Brain tumours kill more children and adults under the age of 40 than any other cancer
"How do I keep on keeping on?" - Kate Hickman
Kate Hickman has written an honest blog giving insight into her life with a grade three oligodendroglioma. Kate is coming up to the first anniversary of her diagnosis. She went through surgery, chemotherapy and radiotherapy and her treatment is still ongoing.
How do I keep on keeping on?
I was diagnosed with a grade three oligodendroglioma in July 2016 (it is butterfly-shaped, in both hemispheres of my brain). My original prognosis was extremely poor, but I’m doing much better after surgery in June 2016, intensive whole-brain radiotherapy in August 2016, targeted radiotherapy in November 2016 and I’ve now had 3 out of 6 rounds of PCV chemotherapy since January 2017.
Recently, I have been pondering the question of how I can keep on keeping on, month after month, when I’m really struggling. Using the analogy of walking up a large hill, I’ve said to friends before that every time you feel you’re getting to the top, such as recovering from an operation, or finishing radiotherapy, the next peak or peaks (chemotherapy) come(s) into view. To be honest, I’m tired and bored of this walk and I want to go home! And the view isn’t great from this hill. And where is the tearoom I was promised?!
I’ve been struggling to eat since the start of 2017 and problems keeping things down as chemo kicks in make it even harder, as I normally love my food. I’ve consumed so few calories that I’ve lost over 2 and a half stone (17kg) in 3 months (an average of 3lb or 1.3kg a week). I get cold extremely easily, I think because my body just can’t afford central heating at the moment. I am still very overweight but I’m painfully aware it’s an unhealthy and probably unsustainable way to lose weight. Recently my appetite has improved slightly, due to changes in my anti-sickness medication. I’m also back on a low dose of steroids, which I fought so hard to get off. I still eat very little though.
However, a couple of week ago I tumbled down the hill, losing a lot of progress; the left-sided weakness that I had post-operatively is suddenly back. This means I suddenly have very little strength in my left hand and arm, so it is a struggle to:
- Get dressed (although my husband is getting very good at helping, even with earrings!)
- Hold a paperback while I read it
- Anything requiring two hands
At the same time, most of the things I enjoy most about life are moving out of reach:
- Running; I now can’t even walk the distance I used to run.
- Watching TV or films; I can’t follow plots.
- Comfort eating; I don’t eat.
- Reading; I struggle to hold the book and turn pages.
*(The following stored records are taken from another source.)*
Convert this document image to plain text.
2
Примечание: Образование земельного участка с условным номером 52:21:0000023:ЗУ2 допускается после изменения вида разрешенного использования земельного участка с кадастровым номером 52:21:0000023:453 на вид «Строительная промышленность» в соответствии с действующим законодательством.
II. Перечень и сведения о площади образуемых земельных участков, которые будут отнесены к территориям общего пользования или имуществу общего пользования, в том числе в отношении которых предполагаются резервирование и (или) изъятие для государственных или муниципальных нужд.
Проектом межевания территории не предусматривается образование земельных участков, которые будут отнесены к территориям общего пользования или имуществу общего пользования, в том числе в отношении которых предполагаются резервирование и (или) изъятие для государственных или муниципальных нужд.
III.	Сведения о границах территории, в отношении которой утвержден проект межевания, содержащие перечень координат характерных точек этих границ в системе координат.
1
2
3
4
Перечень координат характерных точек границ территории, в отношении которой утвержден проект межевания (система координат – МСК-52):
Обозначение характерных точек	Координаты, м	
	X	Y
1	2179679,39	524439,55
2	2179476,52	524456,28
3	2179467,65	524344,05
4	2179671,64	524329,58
- Singing; my choir’s weekly rehearsals are “past my bedtime”.
- Visiting friends; I can’t drive or use public transport.
- Planning things to look forward to; I don’t know if I’ll be well enough.
So I’m feeling very demoralised.
What next? I’ve been thinking about what pleasures are available to me, and I’ve come up with:
- Day trips to see beautiful scenery or cute/ interesting animals.
- Listening to others’ music.
- Planning things to look forward to that are flexible, depending on how I am.
- Sending cards and presents to those I love.
I recently shared this list with friends and family and was overwhelmed by offers to take me on day trips!
Knowing I’ve helped people. As a humanist, I believe that, “in the absence of an afterlife and any discernible purpose to the universe, human beings can act to give their own lives meaning by seeking happiness in this life and helping others to do the same” - British Humanist Association. It’s very important to me to feel that, when I do die (hopefully no time soon!), I will leave a legacy of good deeds, kindness and love.